As the knowledge base is currently the most significant user demand scenario, we natively support the construction and processing of knowledge bases. At the same time, we also provide multiple knowledge base management strategies in this project, such as:

  1. Default built-in knowledge base

  2. Custom addition of knowledge bases

  3. Various usage scenarios such as constructing knowledge bases through plugin capabilities and web crawling.

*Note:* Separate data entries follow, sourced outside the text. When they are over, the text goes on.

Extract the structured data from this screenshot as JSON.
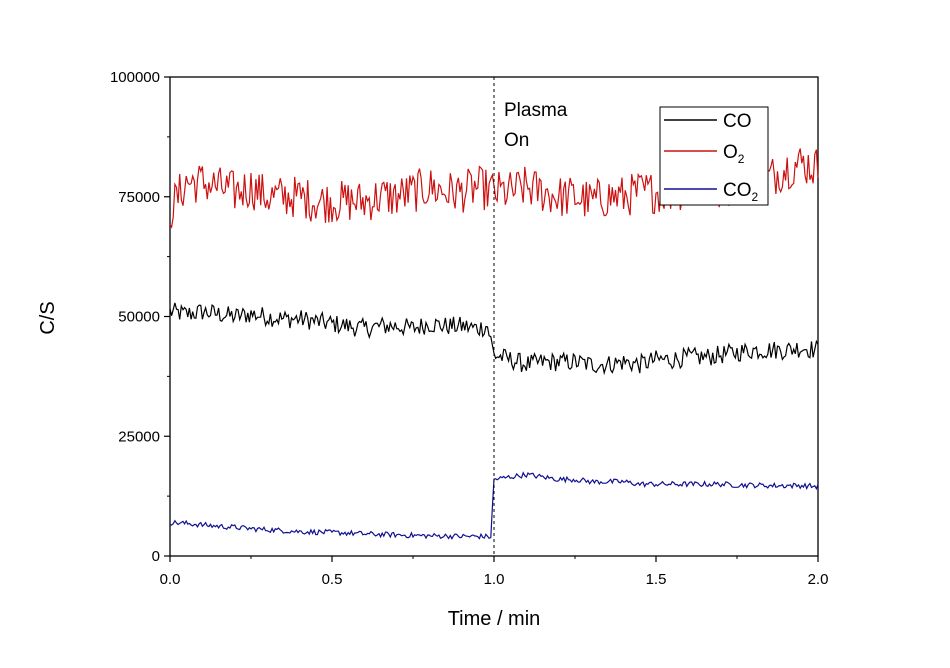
{
  "chart_data": {
    "type": "line",
    "xlabel": "Time /  min",
    "ylabel": "C/S",
    "xlim": [
      0.0,
      2.0
    ],
    "ylim": [
      0,
      100000
    ],
    "x_ticks": [
      0.0,
      0.5,
      1.0,
      1.5,
      2.0
    ],
    "x_tick_labels": [
      "0.0",
      "0.5",
      "1.0",
      "1.5",
      "2.0"
    ],
    "y_ticks": [
      0,
      25000,
      50000,
      75000,
      100000
    ],
    "y_tick_labels": [
      "0",
      "25000",
      "50000",
      "75000",
      "100000"
    ],
    "grid": false,
    "legend_position": "top-right",
    "annotation": {
      "line1": "Plasma",
      "line2": "On",
      "x": 1.0
    },
    "series": [
      {
        "name": "CO",
        "label_main": "CO",
        "label_sub": "",
        "color": "#000000",
        "x": [
          0.0,
          0.05,
          0.1,
          0.15,
          0.2,
          0.25,
          0.3,
          0.35,
          0.4,
          0.45,
          0.5,
          0.55,
          0.6,
          0.65,
          0.7,
          0.75,
          0.8,
          0.85,
          0.9,
          0.95,
          0.98,
          1.0,
          1.05,
          1.1,
          1.15,
          1.2,
          1.25,
          1.3,
          1.35,
          1.4,
          1.45,
          1.5,
          1.55,
          1.6,
          1.65,
          1.7,
          1.75,
          1.8,
          1.85,
          1.9,
          1.95,
          2.0
        ],
        "values": [
          51000,
          50500,
          51000,
          50500,
          50000,
          50500,
          50000,
          49500,
          49500,
          49000,
          48500,
          48000,
          47500,
          48000,
          48000,
          47500,
          48500,
          48000,
          48000,
          47500,
          48000,
          42000,
          41000,
          40000,
          40500,
          40500,
          40500,
          40000,
          40000,
          40500,
          40000,
          41000,
          41000,
          41500,
          41500,
          42000,
          42500,
          43000,
          43000,
          43000,
          43500,
          43000
        ],
        "noise": 2000
      },
      {
        "name": "O2",
        "label_main": "O",
        "label_sub": "2",
        "color": "#cc1111",
        "x": [
          0.0,
          0.05,
          0.1,
          0.15,
          0.2,
          0.25,
          0.3,
          0.35,
          0.4,
          0.45,
          0.5,
          0.55,
          0.6,
          0.65,
          0.7,
          0.75,
          0.8,
          0.85,
          0.9,
          0.95,
          1.0,
          1.05,
          1.1,
          1.15,
          1.2,
          1.25,
          1.3,
          1.35,
          1.4,
          1.45,
          1.5,
          1.55,
          1.6,
          1.65,
          1.7,
          1.75,
          1.8,
          1.85,
          1.9,
          1.95,
          2.0
        ],
        "values": [
          72000,
          78000,
          78000,
          77000,
          76000,
          77000,
          75000,
          75000,
          75000,
          74000,
          74000,
          74000,
          74000,
          75000,
          75000,
          76000,
          77000,
          76000,
          76000,
          77000,
          76000,
          76000,
          77000,
          76000,
          75000,
          75000,
          74000,
          75000,
          75000,
          76000,
          76000,
          76000,
          77000,
          77000,
          77000,
          78000,
          78000,
          79000,
          81000,
          82000,
          81000
        ],
        "noise": 4500
      },
      {
        "name": "CO2",
        "label_main": "CO",
        "label_sub": "2",
        "color": "#101090",
        "x": [
          0.0,
          0.05,
          0.1,
          0.15,
          0.2,
          0.25,
          0.3,
          0.35,
          0.4,
          0.45,
          0.5,
          0.55,
          0.6,
          0.65,
          0.7,
          0.75,
          0.8,
          0.85,
          0.9,
          0.95,
          0.99,
          1.0,
          1.05,
          1.1,
          1.15,
          1.2,
          1.25,
          1.3,
          1.35,
          1.4,
          1.45,
          1.5,
          1.55,
          1.6,
          1.65,
          1.7,
          1.75,
          1.8,
          1.85,
          1.9,
          1.95,
          2.0
        ],
        "values": [
          7000,
          6800,
          6500,
          6200,
          6000,
          5700,
          5500,
          5300,
          5100,
          5000,
          4900,
          4800,
          4600,
          4500,
          4400,
          4300,
          4200,
          4200,
          4100,
          4100,
          4000,
          16000,
          16500,
          17000,
          16500,
          16000,
          16000,
          15500,
          15500,
          15500,
          15000,
          15000,
          15000,
          15000,
          15000,
          15000,
          14800,
          14800,
          14700,
          14700,
          14700,
          14500
        ],
        "noise": 550
      }
    ]
  }
}
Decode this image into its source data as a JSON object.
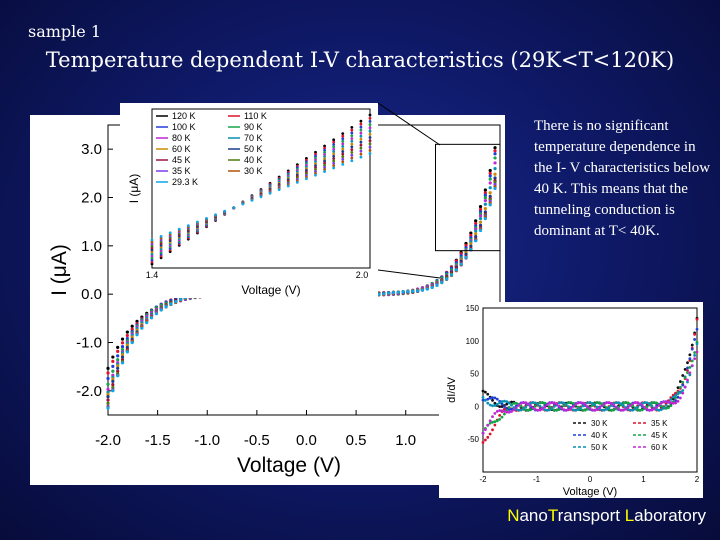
{
  "slide": {
    "label": "sample 1",
    "title": "Temperature dependent I-V characteristics (29K<T<120K)",
    "description": "There is no significant temperature dependence in the I- V characteristics below 40 K. This means that the tunneling conduction is dominant at T< 40K.",
    "lab_name": {
      "n": "N",
      "ano": "ano",
      "t": "T",
      "ransport": "ransport ",
      "l": "L",
      "aboratory": "aboratory"
    },
    "highlight_color": "#ffff00"
  },
  "chart_data": [
    {
      "id": "main",
      "type": "scatter",
      "xlabel": "Voltage (V)",
      "ylabel": "I (μA)",
      "xlim": [
        -2.0,
        1.95
      ],
      "ylim": [
        -2.5,
        3.5
      ],
      "x_ticks": [
        "-2.0",
        "-1.5",
        "-1.0",
        "-0.5",
        "0.0",
        "0.5",
        "1.0"
      ],
      "y_ticks": [
        "3.0",
        "2.0",
        "1.0",
        "0.0",
        "-1.0",
        "-2.0"
      ],
      "series": [
        {
          "name": "120 K",
          "color": "#000000",
          "i_at_1p9V": 3.05,
          "i_at_m2V": -1.55
        },
        {
          "name": "110 K",
          "color": "#e0112b",
          "i_at_1p9V": 2.98,
          "i_at_m2V": -1.65
        },
        {
          "name": "100 K",
          "color": "#1f3fd8",
          "i_at_1p9V": 2.9,
          "i_at_m2V": -1.75
        },
        {
          "name": "90 K",
          "color": "#16a34a",
          "i_at_1p9V": 2.8,
          "i_at_m2V": -1.85
        },
        {
          "name": "80 K",
          "color": "#c026d3",
          "i_at_1p9V": 2.7,
          "i_at_m2V": -1.95
        },
        {
          "name": "70 K",
          "color": "#0891b2",
          "i_at_1p9V": 2.6,
          "i_at_m2V": -2.02
        },
        {
          "name": "60 K",
          "color": "#ca8a04",
          "i_at_1p9V": 2.5,
          "i_at_m2V": -2.08
        },
        {
          "name": "50 K",
          "color": "#1e3a8a",
          "i_at_1p9V": 2.42,
          "i_at_m2V": -2.14
        },
        {
          "name": "45 K",
          "color": "#9f1239",
          "i_at_1p9V": 2.35,
          "i_at_m2V": -2.2
        },
        {
          "name": "40 K",
          "color": "#4d7c0f",
          "i_at_1p9V": 2.3,
          "i_at_m2V": -2.25
        },
        {
          "name": "35 K",
          "color": "#7c3aed",
          "i_at_1p9V": 2.25,
          "i_at_m2V": -2.3
        },
        {
          "name": "30 K",
          "color": "#b45309",
          "i_at_1p9V": 2.22,
          "i_at_m2V": -2.33
        },
        {
          "name": "29.3 K",
          "color": "#0ea5e9",
          "i_at_1p9V": 2.2,
          "i_at_m2V": -2.36
        }
      ]
    },
    {
      "id": "inset-top",
      "type": "scatter",
      "xlabel": "Voltage (V)",
      "ylabel": "I (μA)",
      "x_ticks": [
        "1.4",
        "2.0"
      ],
      "xlim": [
        1.4,
        2.0
      ],
      "legend": [
        "120 K",
        "110 K",
        "100 K",
        "90 K",
        "80 K",
        "70 K",
        "60 K",
        "50 K",
        "45 K",
        "40 K",
        "35 K",
        "30 K",
        "29.3 K"
      ],
      "legend_position": "top-left"
    },
    {
      "id": "inset-bottom",
      "type": "scatter",
      "xlabel": "Voltage (V)",
      "ylabel": "dI/dV",
      "xlim": [
        -2,
        2
      ],
      "ylim": [
        -100,
        150
      ],
      "x_ticks": [
        "-2",
        "-1",
        "0",
        "1",
        "2"
      ],
      "y_ticks": [
        "150",
        "100",
        "50",
        "0",
        "-50"
      ],
      "series": [
        {
          "name": "30 K",
          "color": "#111111"
        },
        {
          "name": "35 K",
          "color": "#e0112b"
        },
        {
          "name": "40 K",
          "color": "#1f3fd8"
        },
        {
          "name": "45 K",
          "color": "#16a34a"
        },
        {
          "name": "50 K",
          "color": "#0891b2"
        },
        {
          "name": "60 K",
          "color": "#c026d3"
        }
      ],
      "legend_position": "bottom-right"
    }
  ]
}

Users only need to organize the knowledge documents, and they can use our existing capabilities to build the knowledge base required for the large model.

Create your own knowledge repository#

1.Place personal knowledge files or folders in the pilot/datasets directory.

We currently support many document formats: txt, pdf, md, html, doc, ppt, and url.

before execution:

python -m spacy download zh_core_web_sm

2.Update your .env, set your vector store type, VECTOR_STORE_TYPE=Chroma (now only support Chroma and Milvus, if you set Milvus, please set MILVUS_URL and MILVUS_PORT)

2.Run the knowledge repository initialization command

dbgpt knowledge load

Optionally, you can run dbgpt knowledge load --help command to see more usage.

3.Add the knowledge repository in the interface by entering the name of your knowledge repository (if not specified, enter β€œdefault”) so you can use it for Q&A based on your knowledge base.

Note that the default vector model used is text2vec-large-chinese (which is a large model, so if your personal computer configuration is not enough, it is recommended to use text2vec-base-chinese). Therefore, ensure that you download the model and place it in the models directory.